Plus récemment, un autre criminel de guerre présumé, le président américain Barack Obama, fait partie des lauréats malgré son recours continu aux assassinats et aux agressions meurtrières dans plusieurs pays, dont l’Iran, la Libye, la Corée du Nord, la Somalie, le Yémen et la Syrie.
Un comité norvégien de neutralité apparemment scandinave décide de la remise du prix tous les ans, et il le fait depuis plus d’un siècle, depuis 1901. Le prix fut créé par Alfred Nobel, un important marchand d’armes. Cela en soi en dit long sur la nature contradictoire de l’Institution.
L’an dernier, le lauréat du prix Nobel fut encore une autre honte à la morale et au bon sens, sous la forme de l’Union européenne. Comment un bloc de gouvernements peut-il être considéré comme pacifique quand il réduit à néant les services sociaux de base de millions de ses citoyens pour le compte de banques criminelles et d’une élite privée richissime ? Ou quand il lève un embargo sur les armes des extrémistes qui se déchaînent en Syrie ? Ou lorsqu’il est de mèche dans l’application de sanctions économiques paralysantes contre l’Iran – sur la base de calomnies nucléaires concoctées par le renseignement militaire occidental -, des sanctions qui tuent des femmes et des enfants par manque de médicaments vitaux ?

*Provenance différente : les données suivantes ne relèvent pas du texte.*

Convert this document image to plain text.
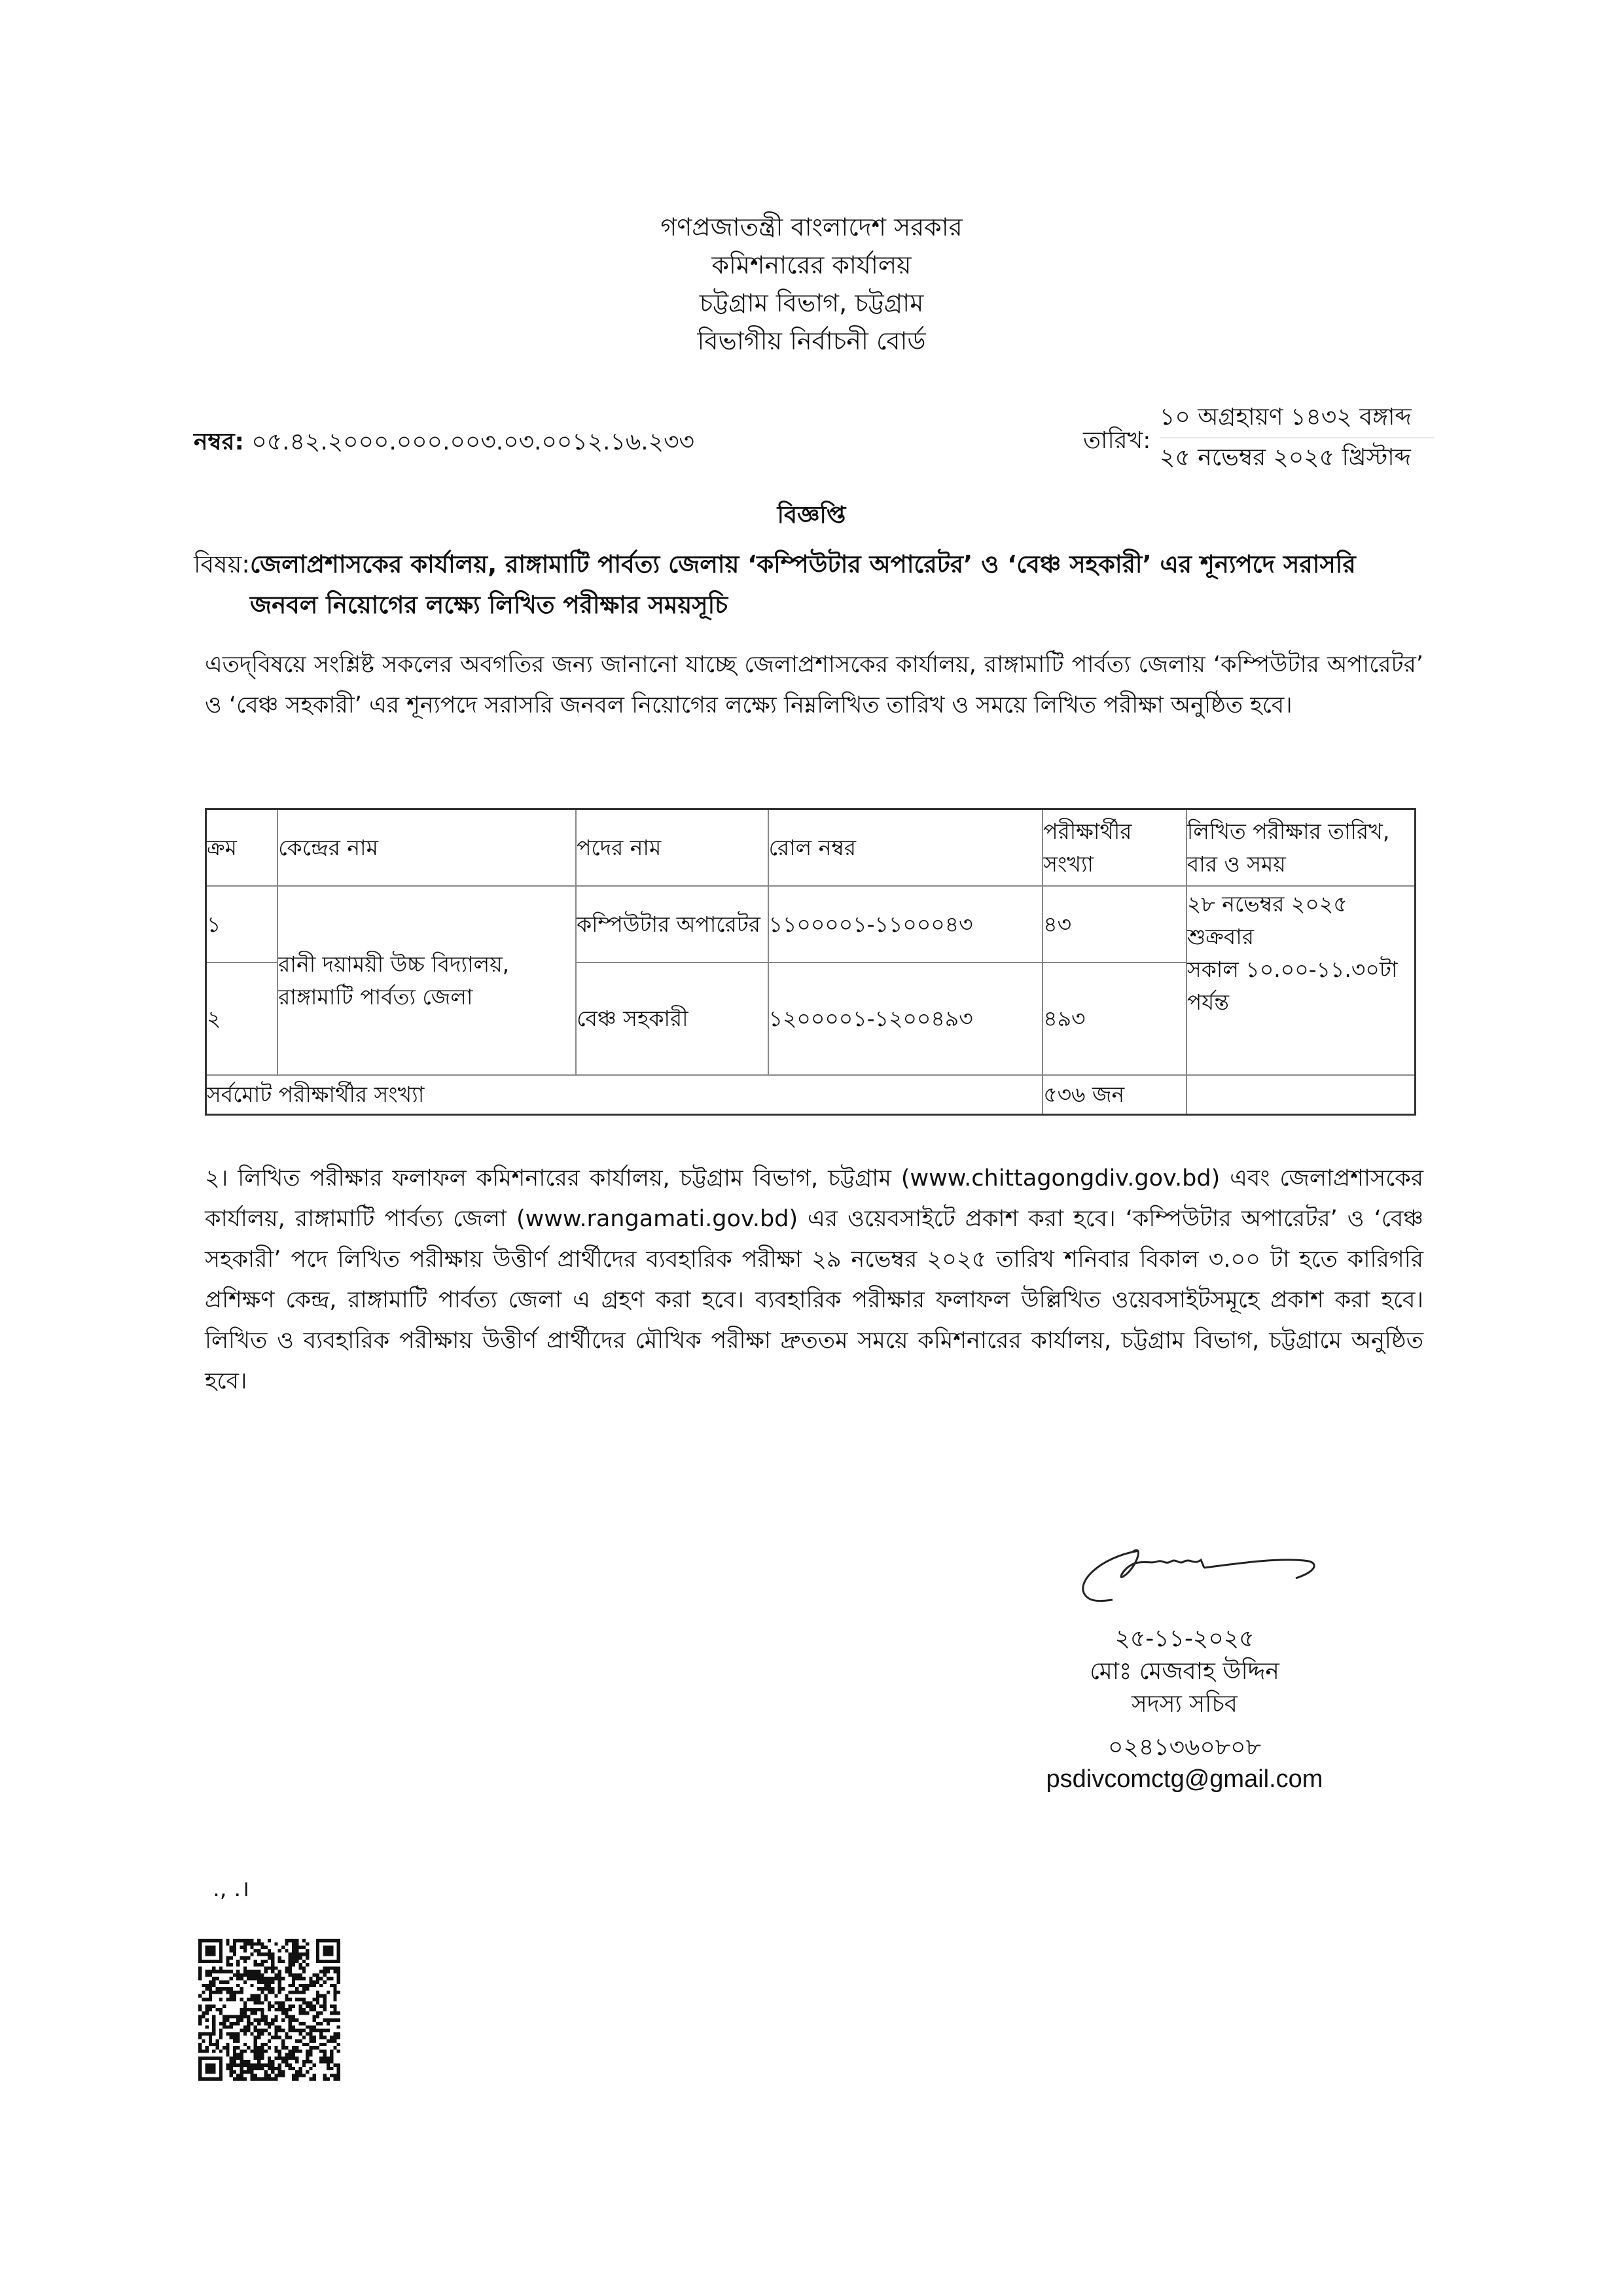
গণপ্রজাতন্ত্রী বাংলাদেশ সরকার
কমিশনারের কার্যালয়
চট্টগ্রাম বিভাগ, চট্টগ্রাম
বিভাগীয় নির্বাচনী বোর্ড
নম্বর: ০৫.৪২.২০০০.০০০.০০৩.০৩.০০১২.১৬.২৩৩	তারিখ:
১০ অগ্রহায়ণ ১৪৩২ বঙ্গাব্দ
২৫ নভেম্বর ২০২৫ খ্রিস্টাব্দ
বিজ্ঞপ্তি
বিষয়: জেলাপ্রশাসকের কার্যালয়, রাঙ্গামাটি পার্বত্য জেলায় ‘কম্পিউটার অপারেটর’ ও ‘বেঞ্চ সহকারী’ এর শূন্যপদে সরাসরি
জনবল নিয়োগের লক্ষ্যে লিখিত পরীক্ষার সময়সূচি
এতদ্‌বিষয়ে সংশ্লিষ্ট সকলের অবগতির জন্য জানানো যাচ্ছে জেলাপ্রশাসকের কার্যালয়, রাঙ্গামাটি পার্বত্য জেলায় ‘কম্পিউটার অপারেটর’ ও ‘বেঞ্চ সহকারী’ এর শূন্যপদে সরাসরি জনবল নিয়োগের লক্ষ্যে নিম্নলিখিত তারিখ ও সময়ে লিখিত পরীক্ষা অনুষ্ঠিত হবে।
ক্রম	কেন্দ্রের নাম	পদের নাম	রোল নম্বর	পরীক্ষার্থীর সংখ্যা	লিখিত পরীক্ষার তারিখ, বার ও সময়
১	রানী দয়াময়ী উচ্চ বিদ্যালয়, রাঙ্গামাটি পার্বত্য জেলা	কম্পিউটার অপারেটর	১১০০০০১-১১০০০৪৩	৪৩	২৮ নভেম্বর ২০২৫ শুক্রবার
সকাল ১০.০০-১১.৩০টা পর্যন্ত

২		বেঞ্চ সহকারী	১২০০০০১-১২০০৪৯৩	৪৯৩	
সর্বমোট পরীক্ষার্থীর সংখ্যা				৫৩৬ জন	
২। লিখিত পরীক্ষার ফলাফল কমিশনারের কার্যালয়, চট্টগ্রাম বিভাগ, চট্টগ্রাম (www.chittagongdiv.gov.bd) এবং জেলাপ্রশাসকের কার্যালয়, রাঙ্গামাটি পার্বত্য জেলা (www.rangamati.gov.bd) এর ওয়েবসাইটে প্রকাশ করা হবে। ‘কম্পিউটার অপারেটর’ ও ‘বেঞ্চ সহকারী’ পদে লিখিত পরীক্ষায় উত্তীর্ণ প্রার্থীদের ব্যবহারিক পরীক্ষা ২৯ নভেম্বর ২০২৫ তারিখ শনিবার বিকাল ৩.০০ টা হতে কারিগরি প্রশিক্ষণ কেন্দ্র, রাঙ্গামাটি পার্বত্য জেলা এ গ্রহণ করা হবে। ব্যবহারিক পরীক্ষার ফলাফল উল্লিখিত ওয়েবসাইটসমূহে প্রকাশ করা হবে। লিখিত ও ব্যবহারিক পরীক্ষায় উত্তীর্ণ প্রার্থীদের মৌখিক পরীক্ষা দ্রুততম সময়ে কমিশনারের কার্যালয়, চট্টগ্রাম বিভাগ, চট্টগ্রামে অনুষ্ঠিত হবে।
২৫-১১-২০২৫
মোঃ মেজবাহ উদ্দিন
সদস্য সচিব
০২৪১৩৬০৮০৮
psdivcomctg@gmail.com
., .।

Même s’il y a eu au fil des ans quelques lauréats qui méritaient le prix Nobel de la Paix, il est néanmoins préférable de traiter cette institution avec scepticisme, sinon dérision. Les aspects méritoires du prix peuvent servir à donner du crédit à des associés douteux et déplorables. En cela il est davantage le Prix de la Propagande que le Prix de la Paix.
Le récipiendaire de cette année, l’équipe d’inspection appartenant à l’Organisation pour l’Interdiction des Armes chimiques [Organization for the Prohibition of Chemical Weapons, OPCW], n’a commencé son travail de démantèlement des stocks que la semaine dernière en Syrie, dans le cadre de l’arrangement que la Russie a proposé le mois dernier pour éviter qu’une guerre illégale d’agression ne soit planifiée par le lauréat du Prix Nobel de la Paix Barack Obama. Le gouvernement syrien du Président Bashar al-Assad a pleinement adhéré à ce processus de désarmement.
Cependant, il est précoce, pour dire le moins, d’attribuer le Nobel à l’OIAC, tout comme il était prématuré que le comité basé à Oslo donne la récompense à Obama en 2009, à peine quelques mois après sa première élection et avant qu’il se soit révélé être un des présidents américains les plus bellicistes depuis la Deuxième Guerre mondiale.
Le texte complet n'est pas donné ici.